Mit einem Kopfschütteln versuchte Tina den Gedanken zu verscheuchen, aber da war er nun. Der Weihnachtsfrust. Von wegen Schnee und Harmonie und verhallende Sorgen. In Wirklichkeit war Weihnachten doch nur Regen, Stress und verdrängte Konflikte, die genau dann eskalierten, wenn die Gans angeschnitten wurde.
Da hatte es noch nie geholfen, dass angeblich das Christkind bald kam. Zumindest war es nie bei ihr aufgetaucht. Inzwischen strichen Geigentöne an Tinas Ohr vorbei, irgendein anderes Lied mit festlicher Stimmung. Christkind. In welchem Zusammenhang stand das eigentlich noch mal mit dem Weihnachtsmann? War das geflügelte Wesen mit Löckchen, Babygesicht und Heiligenschein Santas Helfer oder sein Chef?
"Linie M23". Es waren höchstens vier Minuten vergangen seit der letzten Anzeige, aber da kam tatsächlich der Bus angefahren. Mit leisem Quietschen hielt das Gefährt an der Haltestelle, und ein Schwall von Menschen ergoss sich auf den Bürgersteig. Tina drängte sich gegen den Strom in Richtung Einstiegstür. Zu ihrer Überraschung fand sich ein Sitzplatz im oberen Stock. Sie ließ sich auf die grau melierte Bank fallen und atmete erleichtert auf. Der Bus setzte sich in Bewegung, nur um gleich darauf an der Ampel wieder stehen zu bleiben.
Tinas Blick glitt über die Ansammlung von Holzbuden, Menschen und Autos draußen im Regen.
"Freue dich, ´s Christkind kommt bald."
Gerade, als die Ampel auf Grün sprang, fing sich Tinas Blick an einer kleinen Szene mitten im Verkaufsgewusel.
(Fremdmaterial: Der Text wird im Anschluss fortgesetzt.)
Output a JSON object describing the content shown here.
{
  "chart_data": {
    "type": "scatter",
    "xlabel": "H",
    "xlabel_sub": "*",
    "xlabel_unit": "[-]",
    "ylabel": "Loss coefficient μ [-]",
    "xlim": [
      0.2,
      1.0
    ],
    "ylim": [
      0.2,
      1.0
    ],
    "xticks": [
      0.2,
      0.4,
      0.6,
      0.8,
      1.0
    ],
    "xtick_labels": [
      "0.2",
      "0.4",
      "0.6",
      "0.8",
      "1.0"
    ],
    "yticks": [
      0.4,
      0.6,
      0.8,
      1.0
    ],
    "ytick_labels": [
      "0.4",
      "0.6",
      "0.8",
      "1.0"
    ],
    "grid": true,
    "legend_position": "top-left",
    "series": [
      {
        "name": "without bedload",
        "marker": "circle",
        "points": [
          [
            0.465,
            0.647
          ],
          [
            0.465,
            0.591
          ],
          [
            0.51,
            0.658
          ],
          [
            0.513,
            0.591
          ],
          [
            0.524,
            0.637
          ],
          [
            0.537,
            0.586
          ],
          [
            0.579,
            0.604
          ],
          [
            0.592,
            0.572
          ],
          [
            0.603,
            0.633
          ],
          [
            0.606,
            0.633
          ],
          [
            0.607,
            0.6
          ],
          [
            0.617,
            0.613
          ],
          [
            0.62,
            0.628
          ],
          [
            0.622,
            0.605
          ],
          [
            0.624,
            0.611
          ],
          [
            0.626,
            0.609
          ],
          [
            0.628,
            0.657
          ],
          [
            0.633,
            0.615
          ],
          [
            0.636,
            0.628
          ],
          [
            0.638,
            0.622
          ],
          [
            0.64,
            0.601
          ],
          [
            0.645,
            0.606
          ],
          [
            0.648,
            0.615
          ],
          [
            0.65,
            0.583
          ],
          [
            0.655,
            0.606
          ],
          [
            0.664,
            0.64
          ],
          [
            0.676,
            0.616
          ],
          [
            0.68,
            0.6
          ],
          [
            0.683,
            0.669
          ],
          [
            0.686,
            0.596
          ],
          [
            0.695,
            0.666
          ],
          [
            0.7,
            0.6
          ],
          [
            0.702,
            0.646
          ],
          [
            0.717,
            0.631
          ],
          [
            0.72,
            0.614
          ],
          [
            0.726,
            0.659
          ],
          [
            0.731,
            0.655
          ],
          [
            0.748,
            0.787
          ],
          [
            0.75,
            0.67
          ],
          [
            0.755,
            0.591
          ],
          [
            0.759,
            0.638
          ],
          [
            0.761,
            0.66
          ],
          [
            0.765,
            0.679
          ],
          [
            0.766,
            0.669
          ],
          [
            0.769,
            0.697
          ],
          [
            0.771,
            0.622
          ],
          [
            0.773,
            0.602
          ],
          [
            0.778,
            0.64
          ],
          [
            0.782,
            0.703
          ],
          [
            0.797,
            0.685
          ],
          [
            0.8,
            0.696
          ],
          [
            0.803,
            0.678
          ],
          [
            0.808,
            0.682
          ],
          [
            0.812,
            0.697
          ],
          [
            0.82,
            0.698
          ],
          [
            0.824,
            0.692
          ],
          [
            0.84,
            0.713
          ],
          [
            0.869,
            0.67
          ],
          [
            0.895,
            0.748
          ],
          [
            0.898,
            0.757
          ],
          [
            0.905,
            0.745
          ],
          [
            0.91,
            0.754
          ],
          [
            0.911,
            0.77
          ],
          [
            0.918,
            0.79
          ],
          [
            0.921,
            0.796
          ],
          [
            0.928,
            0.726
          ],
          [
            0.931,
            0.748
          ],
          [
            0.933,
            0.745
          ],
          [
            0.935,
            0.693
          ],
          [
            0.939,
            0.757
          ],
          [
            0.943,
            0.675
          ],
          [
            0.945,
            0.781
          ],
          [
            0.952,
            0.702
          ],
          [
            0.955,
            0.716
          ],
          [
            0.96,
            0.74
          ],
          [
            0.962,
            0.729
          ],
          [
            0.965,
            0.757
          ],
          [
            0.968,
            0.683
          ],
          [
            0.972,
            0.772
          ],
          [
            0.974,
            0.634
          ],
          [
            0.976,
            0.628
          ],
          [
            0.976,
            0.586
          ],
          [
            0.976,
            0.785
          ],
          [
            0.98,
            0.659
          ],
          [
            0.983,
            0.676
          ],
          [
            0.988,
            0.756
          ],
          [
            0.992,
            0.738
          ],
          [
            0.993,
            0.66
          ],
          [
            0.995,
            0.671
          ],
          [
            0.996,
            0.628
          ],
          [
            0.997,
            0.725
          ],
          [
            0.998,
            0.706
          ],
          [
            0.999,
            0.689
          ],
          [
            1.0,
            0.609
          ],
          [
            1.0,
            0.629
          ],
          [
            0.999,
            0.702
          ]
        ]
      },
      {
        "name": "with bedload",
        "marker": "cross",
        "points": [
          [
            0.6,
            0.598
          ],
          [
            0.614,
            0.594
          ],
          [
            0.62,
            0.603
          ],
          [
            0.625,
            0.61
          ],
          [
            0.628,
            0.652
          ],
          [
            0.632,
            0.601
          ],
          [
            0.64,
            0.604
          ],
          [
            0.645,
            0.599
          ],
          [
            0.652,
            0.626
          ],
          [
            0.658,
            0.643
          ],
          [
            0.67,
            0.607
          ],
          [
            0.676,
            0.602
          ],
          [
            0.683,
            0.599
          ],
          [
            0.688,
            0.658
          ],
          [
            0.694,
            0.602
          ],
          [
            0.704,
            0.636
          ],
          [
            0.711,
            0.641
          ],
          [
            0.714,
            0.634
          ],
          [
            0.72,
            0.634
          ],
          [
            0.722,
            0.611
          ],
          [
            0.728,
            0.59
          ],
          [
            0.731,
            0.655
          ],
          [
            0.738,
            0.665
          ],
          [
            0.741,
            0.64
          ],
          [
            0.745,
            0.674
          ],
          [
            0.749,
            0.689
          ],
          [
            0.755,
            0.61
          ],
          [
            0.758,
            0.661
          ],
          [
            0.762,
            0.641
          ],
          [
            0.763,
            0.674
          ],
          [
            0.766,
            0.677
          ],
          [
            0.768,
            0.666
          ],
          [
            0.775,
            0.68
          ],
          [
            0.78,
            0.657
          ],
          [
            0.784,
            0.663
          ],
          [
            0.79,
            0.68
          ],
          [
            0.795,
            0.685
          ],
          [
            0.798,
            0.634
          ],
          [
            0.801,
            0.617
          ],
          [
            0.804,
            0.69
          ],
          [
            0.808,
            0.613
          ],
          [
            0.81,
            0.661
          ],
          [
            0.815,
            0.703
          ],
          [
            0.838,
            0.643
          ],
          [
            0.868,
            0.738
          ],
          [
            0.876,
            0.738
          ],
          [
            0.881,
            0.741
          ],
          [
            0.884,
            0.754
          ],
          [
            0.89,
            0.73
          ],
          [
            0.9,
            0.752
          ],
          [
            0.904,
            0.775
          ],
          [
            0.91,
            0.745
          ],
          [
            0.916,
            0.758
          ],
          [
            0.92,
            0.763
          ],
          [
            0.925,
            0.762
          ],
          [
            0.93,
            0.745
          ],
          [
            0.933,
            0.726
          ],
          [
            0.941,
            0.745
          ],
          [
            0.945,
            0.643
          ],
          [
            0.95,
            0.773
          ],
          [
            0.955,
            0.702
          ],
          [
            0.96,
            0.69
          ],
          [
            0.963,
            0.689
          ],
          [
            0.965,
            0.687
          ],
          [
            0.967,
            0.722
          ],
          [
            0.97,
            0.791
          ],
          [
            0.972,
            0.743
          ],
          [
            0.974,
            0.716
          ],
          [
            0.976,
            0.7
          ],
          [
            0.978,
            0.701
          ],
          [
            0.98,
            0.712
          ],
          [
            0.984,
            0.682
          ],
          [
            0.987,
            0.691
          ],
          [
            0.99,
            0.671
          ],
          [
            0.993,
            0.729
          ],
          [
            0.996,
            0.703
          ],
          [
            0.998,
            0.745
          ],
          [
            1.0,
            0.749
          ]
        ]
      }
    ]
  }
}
Sie blinkte und glitzerte nicht. Sie hatte kein Lebkuchendach, und war nicht einmal mit einer Lichterkette geschmückt. Genau genommen war sie noch nicht einmal richtig aufgebaut.
Der Bus bog auf die linke Fahrspur, und Tina verlor die Szene aus den Augen.
Doch das Bild brannte sich in ihr Herz.
Es tat ihr weh, und es machte sie heil.
Die Holzlatten auf dem nassen Asphalt. Der Mann aus Holz, müde gegen eine Bretterwand gelehnt. Die Mutter, von deren blauem Holzgewand Wasser troff. Und das Baby.
Es lag mitten in Wind und Wetter, die nackten Arme in die Luft gestreckt, glänzend vom Regen.
Was Tina weh tat, das war die Kälte. Die Grausamkeit, dieses Baby ohne Decke, ohne Dach  in einem Holzgestell auf den Marktplatz gestellt zu sehen.
Was sie heil machte, das waren seine Augen.
Das Baby hatte sie angeschaut. Nicht ängstlich, nicht verfroren, nicht vorwurfsvoll, wie sie es erwartet hatte. Nicht enttäuscht über die Nachlässigkeit, mit der es behandelt wurde.
In ihrem Herzen hallte sein Blick nach.
Dieses Baby war das echte Christkind.
Sein Blick war voller Liebe.

Leise rieselt der Schnee, still und starr ruht der See.
Weihnachtlich glänzet der Wald. Freue dich, ´s Christkind kommt bald.

In den Herzen ist´s warm, still schweigt Kummer und Harm.
Sorge des Lebens verhallt. Freu dich, ´s Christkind kommt bald.

Bald ist Heilige Nacht. Chor der Engel erwacht.
Hör nur wie lieblich es schallt. Freue dich, ´s Christkind kommt bald.